REVIEW: Quantum Theory
“Many years have passed since the world war inflicted catastrophic damage on the human race, leaving only a few survivors. In their new community “Cocoon,” life has been threatened by a black material called Erosion, creating a post-apocalyptic environment. Surviving humans recruit a militia to conquer the Erosion and set out to take down the evil, “Living Tower”. Arriving at the scene is the stalwart warrior Syd, whose only intentions are to destroy the Tower. He meets the beautiful and mysterious Filena as they both ascend to the top in their search for answers”
-synopsis from Wikipedia.
I find myself in a strange quandary with this game; not being required to play and review video games for the masses gives me a security blanket of being able to play only games I like and not bother with ones I know I will hate, thus I present my dilemma of taking the time to write why this game should be avoided or pretend that the last 10 hours of my life ceased to exist. Some time and consideration has pressed me to the conclusion that no matter how many people read this, I feel it is my duty to point out my experiences with this piece of crap so as to not let my time die in vain and hopefully provide some sort of cathartic release that only ranting or fire can provide. The similarities of Gears of War are obvious in color pallet and design but fall flat everywhere else. The things that made Gears of War a great game are much more than a brownish tint and covered-based shooting system and there is no advertisement available right now that I can think of better than Quantum Theory of how to not copy a popular title. You would think it would be easy to replicate Gears and just change around character models but instead what Tecmo Koei seemed to spend all their time and resources on was anything they could do to make a shitty experience that only insane people could like.
The game’s main protagonist is Syd, a stereotypic “grunt” type character with no personality whose back-story is literally that he is around to just kill shit. Take Marcus Fenix, remove the bandanna, add a strange scar on forehead along with personality akin to Keanu Reeves’ acting and you have Syd. Of course there is some convoluted way the story explains why Syd is such a static character and why he looks the way he does but it isn’t really a big issue because as the player character we hardly have to pay attention to his stupid look. What is never explained is the reason that Syd acts like a goddamn 12-year-old every time he opens his mouth and treats us to such quippy one-liners as “Mmmm… Ammo…” or “There’s only one left? Lame.”, obviously trying to be cool but is just irritating after the first few minutes. It is a little far to say he is the worst character in the game, however, due to just how bad they all are (both friendlies and enemies) and how cookie-cutter they all act. Along side of Syd is Rilena, the cliche female character who is fast, agile and doesn’t trust Syd at first but at an arbitrary point forms an inseparable alliance with him. One of the kind of neat game-play features shown off about Quantum Theory for the first bit of it’s press showing a year or so ago was that that Syd could throw Rilena into enemies from pretty much anywhere in the room and she would cut them up with her crazy ninja-like sword which would be kind of fun if Rilena was ever even with you. Seriously, you don’t even meet up with her until about three or four chapters in and the time you spend with her is wasted because it is easier in the end to just run-and-gun rather than utilize her in any way.

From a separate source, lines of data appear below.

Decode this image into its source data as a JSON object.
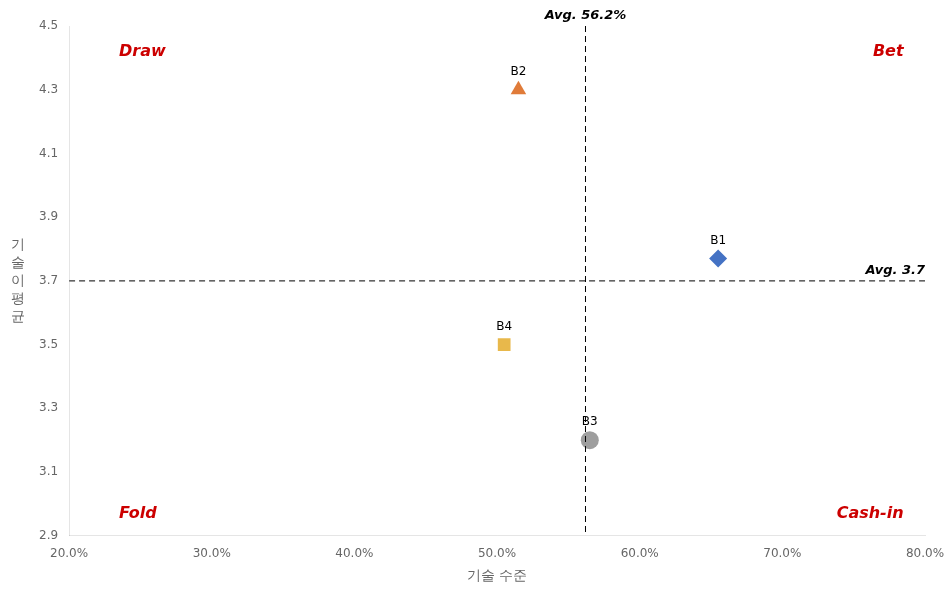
{
  "chart_data": {
    "type": "scatter",
    "points": [
      {
        "label": "B1",
        "x": 0.655,
        "y": 3.77,
        "marker": "diamond",
        "color": "#4472C4"
      },
      {
        "label": "B2",
        "x": 0.515,
        "y": 4.3,
        "marker": "triangle",
        "color": "#E07B39"
      },
      {
        "label": "B3",
        "x": 0.565,
        "y": 3.2,
        "marker": "circle",
        "color": "#9E9E9E"
      },
      {
        "label": "B4",
        "x": 0.505,
        "y": 3.5,
        "marker": "square",
        "color": "#E8B84B"
      }
    ],
    "reference_lines": [
      {
        "x": 0.562,
        "label": "Avg. 56.2%",
        "color": "#000000",
        "line_style": "dashed"
      },
      {
        "y": 3.7,
        "label": "Avg. 3.7",
        "color": "#000000",
        "line_style": "dashed"
      }
    ],
    "annotations": [
      {
        "text": "Draw",
        "x": 0.235,
        "y": 4.42,
        "color": "#CC0000"
      },
      {
        "text": "Bet",
        "x": 0.785,
        "y": 4.42,
        "color": "#CC0000"
      },
      {
        "text": "Fold",
        "x": 0.235,
        "y": 2.97,
        "color": "#CC0000"
      },
      {
        "text": "Cash-in",
        "x": 0.785,
        "y": 2.97,
        "color": "#CC0000"
      }
    ],
    "xlabel": "기술 수준",
    "ylabel": "기술이평균",
    "xlim": [
      0.2,
      0.8
    ],
    "ylim": [
      2.9,
      4.5
    ],
    "xticks": [
      {
        "value": 0.2,
        "label": "20.0%"
      },
      {
        "value": 0.3,
        "label": "30.0%"
      },
      {
        "value": 0.4,
        "label": "40.0%"
      },
      {
        "value": 0.5,
        "label": "50.0%"
      },
      {
        "value": 0.6,
        "label": "60.0%"
      },
      {
        "value": 0.7,
        "label": "70.0%"
      },
      {
        "value": 0.8,
        "label": "80.0%"
      }
    ],
    "yticks": [
      2.9,
      3.1,
      3.3,
      3.5,
      3.7,
      3.9,
      4.1,
      4.3,
      4.5
    ],
    "grid": false
  }
}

It is hard to make the concept of a constantly changing environment and living tower sound boring doesn’t it? Well thankfully as much effort into killing any enjoyable game-play on a technical level was put into creating characters no one could love. So how well does a game work with randomly moving rooms and environments work? Not very well. I could count on one hand the amount of times I felt the approach of moving platforms and cover was well done but most of the time it just made a bad experience worse by adding a challenging element to already broken game-play; trying to aim with terrible control over your reticle becomes nearly an impossibility in some of the moving segments and literally resorts you to “spray-and-pray”. I wanted to try my hand online because I figured after the amount of training I had endured with such bullshit in the story mode, I would be pretty top-notch against other players… and of course what little fun I might have had with the game was instantly taken away when I realized that there is not a single other person playing thing game in multi-player on the PS3. I seriously can’t even report on the online play of the game because after waiting for 30 minutes for a game I had to give up and get some sleep. I know it is not directly the fault of the developers that people aren’t playing their game online, but I feel I can justify blaming them anyways due to the fact that if it was worth playing, people would have actually done so.
I should probably end this before I just get pissed off again; I have absolutely no problem when a game is genuinely and fairly challenging because I truly believe that the struggle makes the win feel that much better, but for the little amount of fun I had in the first place, this game isn’t worth spending any more effort than necessary to get through and I truly believe that just breezing past it in easy to take in what very few things it does well would have been the way to go. All around a bad experience and I am glad it is over so I don’t have to think about it again.
A perfect example of what not to do as a game developer and why games that are critically praised are more than a look and style. Avoid if possible, rent it if you must.